Thanks for the replies. If I were to use shared memory, would I be able to copy it over just once? And then have each block that goes through that multiprocessor read from the data already stored there by the previous block? I not quite sure how it works.
My program has 2 for loops that go through the array, calculations are done on each piece, all the results from the calculations are summed up, and the result is stored back in global memory.
No. But maybe you could benefit from constant memory.
I’ll keep that in mind, thanks. Right now it’s premature for us to outsource, but soon we could be in a position to consider it.
I read that you only get 64kb of constant memory and my 512x512 array of floats won’t fit in that.

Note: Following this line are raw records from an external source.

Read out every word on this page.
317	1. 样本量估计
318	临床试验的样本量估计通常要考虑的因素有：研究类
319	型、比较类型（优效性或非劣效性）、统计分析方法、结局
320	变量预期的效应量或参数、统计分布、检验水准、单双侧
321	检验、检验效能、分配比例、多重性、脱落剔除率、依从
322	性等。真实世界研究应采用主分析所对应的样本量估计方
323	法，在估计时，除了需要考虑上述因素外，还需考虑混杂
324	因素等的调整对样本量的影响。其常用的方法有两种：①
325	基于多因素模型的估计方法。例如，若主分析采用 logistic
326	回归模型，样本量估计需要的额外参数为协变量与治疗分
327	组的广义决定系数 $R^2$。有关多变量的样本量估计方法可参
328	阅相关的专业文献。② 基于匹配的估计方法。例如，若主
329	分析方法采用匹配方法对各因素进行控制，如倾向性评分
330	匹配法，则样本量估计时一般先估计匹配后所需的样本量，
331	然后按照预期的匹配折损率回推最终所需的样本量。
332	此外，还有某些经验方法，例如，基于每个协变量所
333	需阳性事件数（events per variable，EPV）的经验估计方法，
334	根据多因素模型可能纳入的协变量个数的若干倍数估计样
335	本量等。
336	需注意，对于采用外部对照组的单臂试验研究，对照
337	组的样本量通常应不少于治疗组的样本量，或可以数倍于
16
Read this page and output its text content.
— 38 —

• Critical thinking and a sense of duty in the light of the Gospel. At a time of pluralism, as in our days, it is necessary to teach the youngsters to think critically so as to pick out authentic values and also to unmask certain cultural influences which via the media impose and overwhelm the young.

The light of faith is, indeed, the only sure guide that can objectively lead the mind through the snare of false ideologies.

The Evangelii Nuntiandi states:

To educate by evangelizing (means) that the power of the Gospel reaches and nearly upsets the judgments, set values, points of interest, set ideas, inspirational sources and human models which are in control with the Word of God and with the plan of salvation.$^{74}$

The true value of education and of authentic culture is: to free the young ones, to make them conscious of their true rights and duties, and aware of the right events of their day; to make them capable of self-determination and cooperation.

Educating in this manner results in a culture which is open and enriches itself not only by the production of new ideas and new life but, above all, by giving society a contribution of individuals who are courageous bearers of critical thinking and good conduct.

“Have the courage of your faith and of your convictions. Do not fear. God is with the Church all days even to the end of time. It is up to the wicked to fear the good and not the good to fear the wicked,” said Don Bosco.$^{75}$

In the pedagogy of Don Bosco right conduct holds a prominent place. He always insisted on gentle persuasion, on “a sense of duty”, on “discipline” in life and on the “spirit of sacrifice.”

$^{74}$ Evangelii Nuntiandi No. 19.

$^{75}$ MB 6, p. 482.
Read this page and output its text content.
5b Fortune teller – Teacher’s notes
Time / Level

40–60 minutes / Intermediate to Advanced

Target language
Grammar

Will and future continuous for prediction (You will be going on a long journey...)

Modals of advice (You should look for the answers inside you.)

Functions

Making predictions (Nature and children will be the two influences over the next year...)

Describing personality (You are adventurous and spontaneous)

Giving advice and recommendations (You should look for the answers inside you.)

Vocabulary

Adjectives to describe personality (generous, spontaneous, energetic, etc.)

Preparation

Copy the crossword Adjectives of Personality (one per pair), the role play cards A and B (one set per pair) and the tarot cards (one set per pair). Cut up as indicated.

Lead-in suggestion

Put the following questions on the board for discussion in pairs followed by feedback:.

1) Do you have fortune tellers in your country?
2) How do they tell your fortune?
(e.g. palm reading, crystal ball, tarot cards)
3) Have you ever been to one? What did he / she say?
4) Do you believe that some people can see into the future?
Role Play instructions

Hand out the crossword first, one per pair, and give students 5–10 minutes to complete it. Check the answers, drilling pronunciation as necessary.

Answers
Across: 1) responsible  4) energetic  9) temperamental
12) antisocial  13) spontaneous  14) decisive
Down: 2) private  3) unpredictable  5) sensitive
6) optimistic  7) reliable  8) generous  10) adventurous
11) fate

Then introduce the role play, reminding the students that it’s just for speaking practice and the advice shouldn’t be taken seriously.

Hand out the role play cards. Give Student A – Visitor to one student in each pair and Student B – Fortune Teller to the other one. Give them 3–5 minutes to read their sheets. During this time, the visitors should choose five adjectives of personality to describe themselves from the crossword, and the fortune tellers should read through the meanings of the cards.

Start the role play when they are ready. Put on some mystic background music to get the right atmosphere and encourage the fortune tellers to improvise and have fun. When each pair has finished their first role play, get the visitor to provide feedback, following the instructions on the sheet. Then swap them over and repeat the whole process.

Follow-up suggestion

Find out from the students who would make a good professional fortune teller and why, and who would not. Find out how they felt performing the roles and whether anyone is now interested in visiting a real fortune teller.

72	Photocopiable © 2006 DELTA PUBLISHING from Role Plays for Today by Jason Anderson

Should I instead try texture memory or optimizing it for global memory? Or just stay with constant memory, but break up my calculations into smaller tiles? Thanks!
I think I’m back to the beginning again. Constant memory won’t fit my 512x512 array (I think >.>) and you said texture memory is rarely useful (any particular reason why? I read in the programming manual that both are cached. Is there any other significant property of texture memory?). So, if I tile my calculations, I think shared memory is best. Each thread needs to perform many calculations on each piece of the 512x512 array, and if I use shared memory, I can just load each new tile over the previous tile at each iteration in the thread. I’m not very experienced with CUDA, but is this a good idea compared to the alternatives? I still don’t get to avoid all that memory copying, but it should work better than global memory I suppose.
Yes, tiling and shared memory are generally the best solution. Other solutions may be slightly better in specific circumstances, but shared memory is always good. If you do many calculations, and you can check the specifics, the extra copying will hardly matter. (Make sure your copies are nice and coalesced.)
This is probably a stupid question, but what happens to variables you don’t manually copy to the GPU? In your kernel invocation, you pass the variables you already copied over to global mem, constant mem etc, but what about the parameters like matrix dimensions?
You can pass ordinary values (ie not pointers) and these get copied automatically. In fact, the value of pointers gets copied the same way. You can also pass structs by value (ie automatically), up to 256 bytes total.